Local pharmaceutical companies are expressing their disappointment as the government decided to provide Roche’s Tamiflu, a treatment for influenza, to prevent the spread of flu in North Korea.
Seoul has decided to provide 200,000 doses of Tamiflu for North Korea accepting the North’s request to give the original Tamiflu. However, domestic companies are questioning the government’s decision as there are numerous generics for Tamiflu developed by local pharmaceuticals.
"It seems that there is a problem with the government's decision to send foreign drugs to North Korea,” a local company official who markets a generic version of Tamiflu said to Korea Biomedical Review, asking to remain anonymous. “Various local companies have a history of supplying generic versions of Tamiflu to the government, and the efficacy of Roche Tamiflu and Korean generics is similar."
Many local companies are questioning the government’s decision to use a foreign drug even though domestic generics have the same potential, he added.
Some people suspect that the government may have accepted the North’s request even though there is a possibility that Pyongyang may sell the vaccine rather than using them.
“I do not understand why the government decided to send expensive original medicines while recommending the use of cheaper generics in South Korea,” a Netizen said. “Moreover, officials here are fully aware that the North might sell the vaccines after receiving them.”
In response, the government pointed out that North Korea only used Roche Tamiflu during the influenza epidemic.
"North Korea has used only the original Tamiflu so far," said Kim Jin-sook, head of the inter-Korean cooperation task force at the Ministry of Health and Welfare. “Both the World Health Organization and our government have also supplied Tamiflu in the past to help the North.”
Kim recalled the former Lee Myung-bak administration provided 400,000 doses of Tamiflu to the North in 2009.
However, local companies say the situation has since changed since, noting that unlike in the past, the patent for the drug has expired and there are now dozens of generics for Tamiflu.
Despite the controversy, the government is sticking to its decision citing that sending a generic version of Tamiflu would take more time.
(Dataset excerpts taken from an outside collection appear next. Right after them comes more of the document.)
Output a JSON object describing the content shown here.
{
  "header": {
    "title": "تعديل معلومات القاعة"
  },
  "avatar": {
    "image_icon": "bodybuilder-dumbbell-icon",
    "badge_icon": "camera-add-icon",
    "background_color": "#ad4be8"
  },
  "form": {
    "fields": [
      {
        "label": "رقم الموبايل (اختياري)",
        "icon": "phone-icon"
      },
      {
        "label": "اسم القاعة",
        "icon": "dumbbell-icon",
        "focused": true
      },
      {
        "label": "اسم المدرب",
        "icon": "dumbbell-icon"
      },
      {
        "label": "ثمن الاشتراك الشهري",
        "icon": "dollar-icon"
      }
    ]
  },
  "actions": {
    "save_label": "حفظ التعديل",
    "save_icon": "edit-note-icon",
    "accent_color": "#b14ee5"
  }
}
“It will be difficult to negotiate with North Korea to provide generic drugs, because the provision of aid is a time-sensitive job, and we will have to go through a bidding process to send generics which can take time,” Kim said.
Some local companies have also agreed with the government’s decision to send the original drug to the north.
“I think that the government’s plan to send the original Tamiflu is reasonable,” a local pharmaceutical company official told Korea Biomedical Review, also asking for anonymity. “From the international point of view, South and North Korea are two countries and most pharmaceutical aid to another country is done with original drugs, while generic aid is mostly unheard of.”
Also, as there are so many generics for Tamiflu it will take numerous times for the government to select a supplier, he added.